= Mink Lungs =

American band

The Mink Lungs were a Brooklyn-area band begun in 1993.

Jennifer Hoopes and Gian Carlo Feleppa met while working at a diner in the Hamptons. Both adoring music and influenced by Michael Siegel and Gert Wilden, the pair began composing and writing music with Gian's half-brother Tim Feleppa. Gian had also studied guitar and composition at the Berklee College of Music. Drummer Tom Galbraith relocated from San Francisco to New York and the band started recording on a four-track recorder, each contributing to the songwriting process.
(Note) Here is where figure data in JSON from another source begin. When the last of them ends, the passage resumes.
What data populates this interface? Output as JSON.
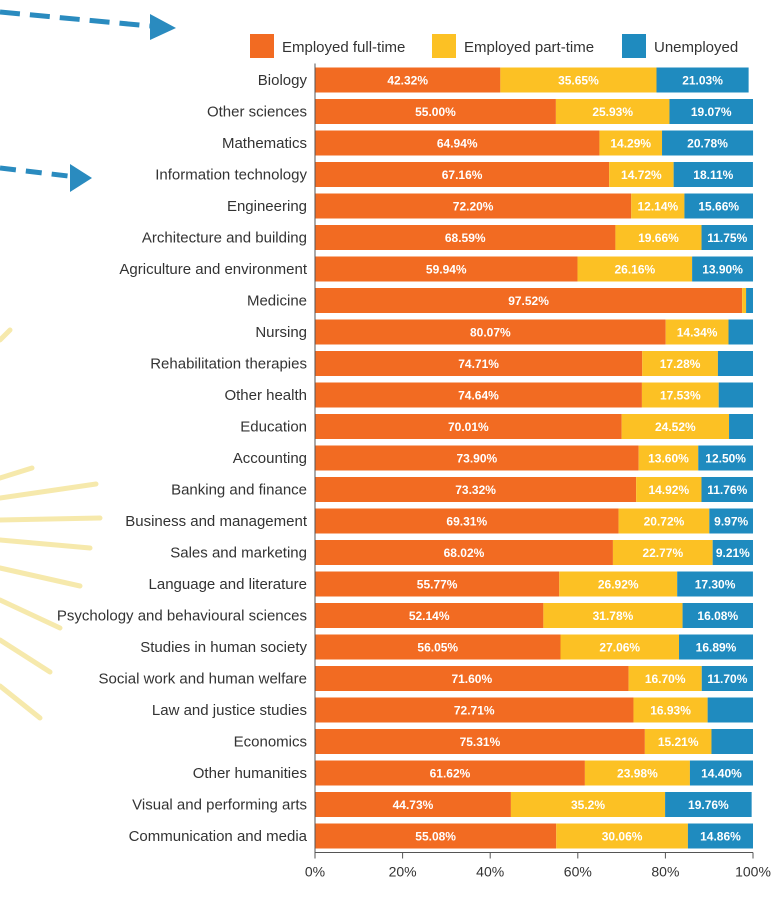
{
  "chart_data": {
    "type": "bar",
    "orientation": "horizontal",
    "stacked": true,
    "title": "",
    "xlabel": "",
    "ylabel": "",
    "xlim": [
      0,
      100
    ],
    "x_ticks": [
      "0%",
      "20%",
      "40%",
      "60%",
      "80%",
      "100%"
    ],
    "legend_position": "top-right",
    "categories": [
      "Biology",
      "Other sciences",
      "Mathematics",
      "Information technology",
      "Engineering",
      "Architecture and building",
      "Agriculture and environment",
      "Medicine",
      "Nursing",
      "Rehabilitation therapies",
      "Other health",
      "Education",
      "Accounting",
      "Banking and finance",
      "Business and management",
      "Sales and marketing",
      "Language and literature",
      "Psychology and behavioural sciences",
      "Studies in human society",
      "Social work and human welfare",
      "Law and justice studies",
      "Economics",
      "Other humanities",
      "Visual and performing arts",
      "Communication and media"
    ],
    "series": [
      {
        "name": "Employed full-time",
        "color": "#f26b22",
        "values": [
          42.32,
          55.0,
          64.94,
          67.16,
          72.2,
          68.59,
          59.94,
          97.52,
          80.07,
          74.71,
          74.64,
          70.01,
          73.9,
          73.32,
          69.31,
          68.02,
          55.77,
          52.14,
          56.05,
          71.6,
          72.71,
          75.31,
          61.62,
          44.73,
          55.08
        ],
        "labels": [
          "42.32%",
          "55.00%",
          "64.94%",
          "67.16%",
          "72.20%",
          "68.59%",
          "59.94%",
          "97.52%",
          "80.07%",
          "74.71%",
          "74.64%",
          "70.01%",
          "73.90%",
          "73.32%",
          "69.31%",
          "68.02%",
          "55.77%",
          "52.14%",
          "56.05%",
          "71.60%",
          "72.71%",
          "75.31%",
          "61.62%",
          "44.73%",
          "55.08%"
        ]
      },
      {
        "name": "Employed part-time",
        "color": "#fcc124",
        "values": [
          35.65,
          25.93,
          14.29,
          14.72,
          12.14,
          19.66,
          26.16,
          0.9,
          14.34,
          17.28,
          17.53,
          24.52,
          13.6,
          14.92,
          20.72,
          22.77,
          26.92,
          31.78,
          27.06,
          16.7,
          16.93,
          15.21,
          23.98,
          35.2,
          30.06
        ],
        "labels": [
          "35.65%",
          "25.93%",
          "14.29%",
          "14.72%",
          "12.14%",
          "19.66%",
          "26.16%",
          "",
          "14.34%",
          "17.28%",
          "17.53%",
          "24.52%",
          "13.60%",
          "14.92%",
          "20.72%",
          "22.77%",
          "26.92%",
          "31.78%",
          "27.06%",
          "16.70%",
          "16.93%",
          "15.21%",
          "23.98%",
          "35.2%",
          "30.06%"
        ]
      },
      {
        "name": "Unemployed",
        "color": "#1f8bbf",
        "values": [
          21.03,
          19.07,
          20.78,
          18.11,
          15.66,
          11.75,
          13.9,
          1.58,
          5.59,
          8.01,
          7.83,
          5.47,
          12.5,
          11.76,
          9.97,
          9.21,
          17.3,
          16.08,
          16.89,
          11.7,
          10.36,
          9.48,
          14.4,
          19.76,
          14.86
        ],
        "labels": [
          "21.03%",
          "19.07%",
          "20.78%",
          "18.11%",
          "15.66%",
          "11.75%",
          "13.90%",
          "",
          "",
          "",
          "",
          "",
          "12.50%",
          "11.76%",
          "9.97%",
          "9.21%",
          "17.30%",
          "16.08%",
          "16.89%",
          "11.70%",
          "",
          "",
          "14.40%",
          "19.76%",
          "14.86%"
        ]
      }
    ]
  }
}
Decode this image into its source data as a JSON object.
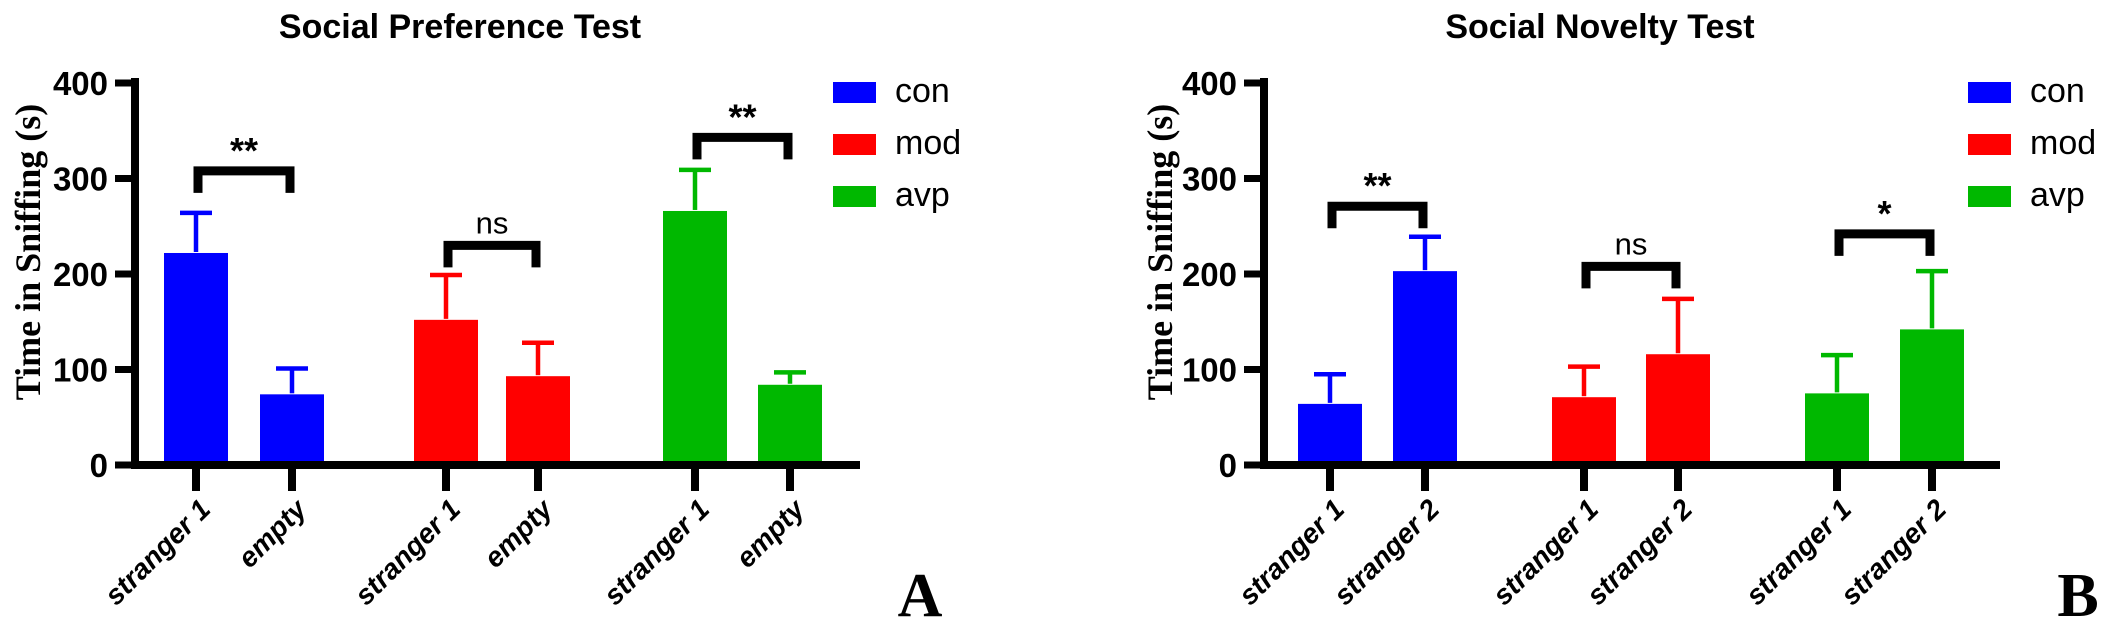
{
  "figure": {
    "background": "#ffffff",
    "axis_color": "#000000",
    "panel_labels": [
      "A",
      "B"
    ]
  },
  "chart_data": [
    {
      "type": "bar",
      "panel_label": "A",
      "title": "Social Preference Test",
      "xlabel": "",
      "ylabel": "Time in Sniffing (s)",
      "ylim": [
        0,
        400
      ],
      "yticks": [
        0,
        100,
        200,
        300,
        400
      ],
      "grid": false,
      "categories": [
        "stranger 1",
        "empty"
      ],
      "series": [
        {
          "name": "con",
          "color": "#0000ff",
          "values": [
            222,
            74
          ],
          "errors_upper": [
            42,
            27
          ]
        },
        {
          "name": "mod",
          "color": "#ff0000",
          "values": [
            152,
            93
          ],
          "errors_upper": [
            47,
            35
          ]
        },
        {
          "name": "avp",
          "color": "#00b800",
          "values": [
            266,
            84
          ],
          "errors_upper": [
            43,
            13
          ]
        }
      ],
      "significance": [
        {
          "series": "con",
          "label": "**",
          "bracket_y": 308
        },
        {
          "series": "mod",
          "label": "ns",
          "bracket_y": 230
        },
        {
          "series": "avp",
          "label": "**",
          "bracket_y": 343
        }
      ],
      "legend": {
        "position": "top-right",
        "entries": [
          {
            "label": "con",
            "color": "#0000ff"
          },
          {
            "label": "mod",
            "color": "#ff0000"
          },
          {
            "label": "avp",
            "color": "#00b800"
          }
        ]
      }
    },
    {
      "type": "bar",
      "panel_label": "B",
      "title": "Social Novelty Test",
      "xlabel": "",
      "ylabel": "Time in Sniffing (s)",
      "ylim": [
        0,
        400
      ],
      "yticks": [
        0,
        100,
        200,
        300,
        400
      ],
      "grid": false,
      "categories": [
        "stranger 1",
        "stranger 2"
      ],
      "series": [
        {
          "name": "con",
          "color": "#0000ff",
          "values": [
            64,
            203
          ],
          "errors_upper": [
            31,
            36
          ]
        },
        {
          "name": "mod",
          "color": "#ff0000",
          "values": [
            71,
            116
          ],
          "errors_upper": [
            32,
            58
          ]
        },
        {
          "name": "avp",
          "color": "#00b800",
          "values": [
            75,
            142
          ],
          "errors_upper": [
            40,
            61
          ]
        }
      ],
      "significance": [
        {
          "series": "con",
          "label": "**",
          "bracket_y": 271
        },
        {
          "series": "mod",
          "label": "ns",
          "bracket_y": 208
        },
        {
          "series": "avp",
          "label": "*",
          "bracket_y": 242
        }
      ],
      "legend": {
        "position": "top-right",
        "entries": [
          {
            "label": "con",
            "color": "#0000ff"
          },
          {
            "label": "mod",
            "color": "#ff0000"
          },
          {
            "label": "avp",
            "color": "#00b800"
          }
        ]
      }
    }
  ]
}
In April 1999, the Mink Lungs performed its first show in New York but were soon performing in famous venues such as Brownies and the Mercury Lounge. Opening slots for Luna and Delta 72 soon followed. Prior to gaining recognition for their dynamic live performances, Mink Lungs were signed to the Arena Rock Recording Co., appearing on the label's This Is Next Year: A Brooklyn-Based Compilation. In 2002, the band released its debut album The Better Button. Often switching vocals and instruments, the group has performed across the United States, including the South By Southwest Festival. Tim Feleppa contributed music to the independent film Sore Losers. Gian Feleppa and Jennifer Hoopes went on to form Emergency Party.